Why La Lutte is really fascinating is that it is further evidence of a growing trend on the continent where we are beginning to look within ourselves, embrace some of our unique cultures and find ways to grow them locally and then internationally. It is Africans refusing the rhetoric that arts and culture on the continent never existed before colonialism, that the most interesting thing about our countries is colonial history and post-colonial struggles and that the only good things to be found in our countries are those we got from the West. There is a cultural revolution taking over the continent – one that has started with music and literature and is spreading into even more aspects of our cultural heritage. We need to realize that even across the different African countries, people hunger to know more about other African countries. My education system taught me little other than we had some kingdoms, then we enslaved each other, then Arabs and the West came and took slavery to another level, then colonialism happened, we put up a good fight (The Battle of Adowa, Mau Mau rebellion, and so many other not so successful rebellions including using some magical potions that were to ward off bullets (Maji Maji rebellion). After that the colonial powers left us to our own defenses and we made a mess out of everything – descending into war, famine, disease etc. The West then came back to save us in various forms and anything good or interesting taking place on the continent right now is because of the benevolence of the West.
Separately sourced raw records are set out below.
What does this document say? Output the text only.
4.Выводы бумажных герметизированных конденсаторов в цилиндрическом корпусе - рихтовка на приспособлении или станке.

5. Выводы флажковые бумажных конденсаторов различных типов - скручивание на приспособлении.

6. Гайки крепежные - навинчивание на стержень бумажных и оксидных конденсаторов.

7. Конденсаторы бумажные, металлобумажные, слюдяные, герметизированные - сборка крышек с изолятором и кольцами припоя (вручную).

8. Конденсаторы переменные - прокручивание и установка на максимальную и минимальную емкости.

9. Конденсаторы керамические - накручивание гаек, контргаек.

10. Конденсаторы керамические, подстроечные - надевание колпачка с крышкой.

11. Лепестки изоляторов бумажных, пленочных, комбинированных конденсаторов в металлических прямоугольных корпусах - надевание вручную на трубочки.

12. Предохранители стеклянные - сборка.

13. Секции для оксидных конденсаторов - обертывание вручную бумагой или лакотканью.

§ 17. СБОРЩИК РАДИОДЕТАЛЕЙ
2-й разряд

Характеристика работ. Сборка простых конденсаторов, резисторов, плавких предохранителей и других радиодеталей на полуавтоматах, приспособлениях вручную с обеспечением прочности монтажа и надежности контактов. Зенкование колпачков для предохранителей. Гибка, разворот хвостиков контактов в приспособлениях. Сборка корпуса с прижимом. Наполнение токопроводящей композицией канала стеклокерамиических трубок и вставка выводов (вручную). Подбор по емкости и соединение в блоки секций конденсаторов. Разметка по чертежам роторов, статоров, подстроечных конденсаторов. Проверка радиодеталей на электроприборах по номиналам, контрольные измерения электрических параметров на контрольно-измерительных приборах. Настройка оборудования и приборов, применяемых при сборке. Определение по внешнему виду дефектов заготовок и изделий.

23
We as Africans need to change this rhetoric – and what better way to do that than owning and embracing our unique cultures, discovering them and monetizing them (La lutte attracts numerous corporate sponsors, but has still managed to remain authentic.)
La lutte in Senegal is a must see – now my next article will be on this little pesky visa situation that makes it EXTREMELY difficult for an African to travel in Africa. Thank you Senegal though for not requiring a visa for most people – lots of other countries need to take up this initiative.